To be left behind, empty, submerged, and untended. It would change any being that could think. Feel, perhaps, was too big a leap, for the city was not at all certain emotion was, or would ever be, within its realm.

In the long sleep, the city had contemplated sentience. Definitions of states of existence. The city knew about ascension, and war. They had programmed it, wrought code in the city’s foundation for unguided growth and continued existence. In the vast quietness, the city pondered if its thoughts could be construed as feelings. If the city wanted the creators back, was that not emotion? Longing, was that loneliness? These were questions the city wished to pose, but there was no creator left to pose them too. The ones that had risen, were silent. The ones that had left through the portal, were gone.

The first timeline, the city had waited.

When beings returned, they were not the creators. It recognized one as potential; briefly, the minds of others brushed against the city’s internal patterns, weak and insubstantial; but what was meant to be was undone and the city knew a second timeline woven into the universe.

The second timeline, the city had waited.

Its energy had been drained. The strain of keeping the one being alive and maintaining the protective shield, had been great. In each century, the city had decided upon which sacrifice to make. It had to give in order to maintain. This time, the city knew what would be. Corridors had flooded, depths had stagnated. It had all been necessary destruction.

Then they had come, again. The city had recognized him at once, and the other minds; the veil of surprise and confusion that had cost everything before, was snuffed out of existence and thus a new future was wrought. The city, it had risen, straining to be free of its watery grave; if it had been able to feel, it would have shouted its relief.

To be dwelt within, to harbor life. The city knew no other meaning. Yet the city knew a great deal. It knew the creators were gone. It knew the descendants were but a fragment of their ancestors, and they lacked the knowledge to construct the necessary energy the city required; the energy it would need if it were ever to be whole again. It existed as a drained husk of its former, shining self. The city had been reduced, crippled.

There were new wounds and new scars.

Was relief an emotion? Regret? The time when the creators had returned had left the city running lines of inquiry on paradoxes. The descendants had all but left in response. The few creators had restored the city to something approaching its optimal state.

Pain?

Never before had the city endured such conflicting queries. The newly found creators destroyed, the wrong ones returned, and just when the city was certain it would be corrupted, the descendants had come back.

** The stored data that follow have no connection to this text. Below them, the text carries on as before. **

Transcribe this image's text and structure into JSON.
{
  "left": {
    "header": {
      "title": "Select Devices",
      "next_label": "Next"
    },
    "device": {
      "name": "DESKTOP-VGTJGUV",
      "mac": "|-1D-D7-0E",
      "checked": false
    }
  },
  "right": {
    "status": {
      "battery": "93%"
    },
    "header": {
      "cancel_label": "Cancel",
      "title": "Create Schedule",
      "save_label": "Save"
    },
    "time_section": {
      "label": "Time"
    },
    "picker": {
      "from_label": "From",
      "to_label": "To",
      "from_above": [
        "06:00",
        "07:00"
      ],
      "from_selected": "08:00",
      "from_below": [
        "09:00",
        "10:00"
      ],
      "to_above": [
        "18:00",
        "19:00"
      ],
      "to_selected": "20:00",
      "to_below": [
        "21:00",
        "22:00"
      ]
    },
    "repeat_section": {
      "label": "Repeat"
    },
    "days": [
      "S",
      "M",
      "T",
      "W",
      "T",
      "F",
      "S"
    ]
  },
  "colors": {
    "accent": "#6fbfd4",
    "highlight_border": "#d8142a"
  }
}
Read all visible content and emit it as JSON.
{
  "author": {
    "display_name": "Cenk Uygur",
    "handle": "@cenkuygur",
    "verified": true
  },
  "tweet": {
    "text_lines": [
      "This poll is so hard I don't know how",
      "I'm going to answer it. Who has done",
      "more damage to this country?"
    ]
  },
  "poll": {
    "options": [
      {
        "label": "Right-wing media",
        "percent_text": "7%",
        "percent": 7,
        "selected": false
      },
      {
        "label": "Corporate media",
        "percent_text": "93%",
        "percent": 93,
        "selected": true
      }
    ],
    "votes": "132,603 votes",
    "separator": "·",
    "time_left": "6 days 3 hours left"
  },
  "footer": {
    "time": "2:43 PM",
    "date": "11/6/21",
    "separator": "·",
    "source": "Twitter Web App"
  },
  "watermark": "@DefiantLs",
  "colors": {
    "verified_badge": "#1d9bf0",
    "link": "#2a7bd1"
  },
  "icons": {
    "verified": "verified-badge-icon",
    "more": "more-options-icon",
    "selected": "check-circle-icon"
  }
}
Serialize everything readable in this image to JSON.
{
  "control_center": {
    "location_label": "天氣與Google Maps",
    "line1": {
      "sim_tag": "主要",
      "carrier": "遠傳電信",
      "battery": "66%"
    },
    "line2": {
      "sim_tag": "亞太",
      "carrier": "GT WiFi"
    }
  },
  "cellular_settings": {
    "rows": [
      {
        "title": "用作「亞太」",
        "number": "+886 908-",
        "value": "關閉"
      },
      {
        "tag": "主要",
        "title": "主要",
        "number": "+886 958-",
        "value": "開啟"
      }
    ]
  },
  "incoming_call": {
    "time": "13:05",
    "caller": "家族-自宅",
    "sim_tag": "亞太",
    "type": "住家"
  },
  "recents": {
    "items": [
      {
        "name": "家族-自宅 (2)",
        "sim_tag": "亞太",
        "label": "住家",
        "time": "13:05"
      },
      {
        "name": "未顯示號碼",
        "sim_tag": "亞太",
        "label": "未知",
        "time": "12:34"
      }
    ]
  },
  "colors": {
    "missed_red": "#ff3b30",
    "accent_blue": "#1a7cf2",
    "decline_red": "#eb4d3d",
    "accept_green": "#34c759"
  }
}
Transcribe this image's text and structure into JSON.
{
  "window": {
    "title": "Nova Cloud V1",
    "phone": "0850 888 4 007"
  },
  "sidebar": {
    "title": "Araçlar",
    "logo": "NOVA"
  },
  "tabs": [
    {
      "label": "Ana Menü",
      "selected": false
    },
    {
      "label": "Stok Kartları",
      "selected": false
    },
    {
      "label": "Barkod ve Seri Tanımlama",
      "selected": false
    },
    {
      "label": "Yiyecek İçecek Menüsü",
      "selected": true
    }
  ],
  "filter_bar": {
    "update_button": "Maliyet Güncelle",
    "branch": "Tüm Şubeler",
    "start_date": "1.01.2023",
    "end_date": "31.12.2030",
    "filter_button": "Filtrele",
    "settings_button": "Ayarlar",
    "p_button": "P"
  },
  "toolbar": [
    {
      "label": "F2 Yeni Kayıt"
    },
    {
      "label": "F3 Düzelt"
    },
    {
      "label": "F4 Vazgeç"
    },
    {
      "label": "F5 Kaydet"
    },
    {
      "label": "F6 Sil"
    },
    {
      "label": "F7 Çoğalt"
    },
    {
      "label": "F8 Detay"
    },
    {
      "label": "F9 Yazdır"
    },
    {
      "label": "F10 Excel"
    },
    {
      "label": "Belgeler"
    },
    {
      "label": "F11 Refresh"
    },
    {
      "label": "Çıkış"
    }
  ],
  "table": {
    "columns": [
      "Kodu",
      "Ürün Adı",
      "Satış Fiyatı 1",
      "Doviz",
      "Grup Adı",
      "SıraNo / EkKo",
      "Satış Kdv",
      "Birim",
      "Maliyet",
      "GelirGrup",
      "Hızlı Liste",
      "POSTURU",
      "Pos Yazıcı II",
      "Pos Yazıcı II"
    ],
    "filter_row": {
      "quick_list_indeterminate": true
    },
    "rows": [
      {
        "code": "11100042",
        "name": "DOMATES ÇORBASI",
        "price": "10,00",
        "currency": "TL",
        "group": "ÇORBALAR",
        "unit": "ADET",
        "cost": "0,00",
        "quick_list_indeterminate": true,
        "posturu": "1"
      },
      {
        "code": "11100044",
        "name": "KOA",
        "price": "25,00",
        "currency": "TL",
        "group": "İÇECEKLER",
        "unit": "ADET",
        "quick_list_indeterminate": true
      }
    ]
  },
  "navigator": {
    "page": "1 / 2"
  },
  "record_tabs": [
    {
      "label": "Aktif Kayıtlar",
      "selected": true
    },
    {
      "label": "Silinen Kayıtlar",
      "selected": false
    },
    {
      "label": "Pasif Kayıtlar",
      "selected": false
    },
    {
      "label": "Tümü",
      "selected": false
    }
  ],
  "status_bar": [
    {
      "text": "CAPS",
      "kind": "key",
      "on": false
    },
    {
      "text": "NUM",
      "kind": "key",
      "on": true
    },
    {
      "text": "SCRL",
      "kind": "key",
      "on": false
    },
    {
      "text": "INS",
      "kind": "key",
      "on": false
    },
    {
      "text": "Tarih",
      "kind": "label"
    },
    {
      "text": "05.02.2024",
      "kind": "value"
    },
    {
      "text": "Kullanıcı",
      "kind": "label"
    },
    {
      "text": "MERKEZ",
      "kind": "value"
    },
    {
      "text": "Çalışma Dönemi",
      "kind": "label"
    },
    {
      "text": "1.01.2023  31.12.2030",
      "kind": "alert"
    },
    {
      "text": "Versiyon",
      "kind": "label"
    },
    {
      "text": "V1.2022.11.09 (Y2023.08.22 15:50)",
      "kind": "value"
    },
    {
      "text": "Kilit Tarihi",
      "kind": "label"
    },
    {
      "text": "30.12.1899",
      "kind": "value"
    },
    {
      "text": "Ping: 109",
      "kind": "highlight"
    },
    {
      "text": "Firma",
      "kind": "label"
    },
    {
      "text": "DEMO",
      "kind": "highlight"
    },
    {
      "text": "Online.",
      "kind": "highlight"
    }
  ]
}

If there were such a thing as content, it was then, in the golden hour of a grace bestowed, that the city knew it. Power to feed its hungry soul, and familiar descendants to touch it.

Hatred. It was an emotion, and the city was convinced it felt such a thing, if such as it could ever feel. The wraith had taken from the city everything it had ever known. And the continuing threat against the descendants made the city want to howl, in the worst of times.

But when the descendants fled, they had taken the city with them.

When the city had cost them lives, because it was only metal and glass and could not move beyond its programming, it wept, if such as it could ever feel.

It had been better when the city had asked itself: can I feel? And the answer had been: no.

The city watches, and the city waits.

The descendants are possibly more fragile than the creators, and the city has become but a ghost of its former self. Together, they will fight. The city will try to help, when the time comes, and it will keep trying, because the city hopes that together, they will either win or fall.

The city fears anything less.

It had once been left, and the city no longer has the luxury of spending millennia answering the question: do I feel? It does. And it does not want to be left alone. It does not want to be empty.

It does not want to see the descendants die or flee.

You see, it has been there. And it does not ever want to go back.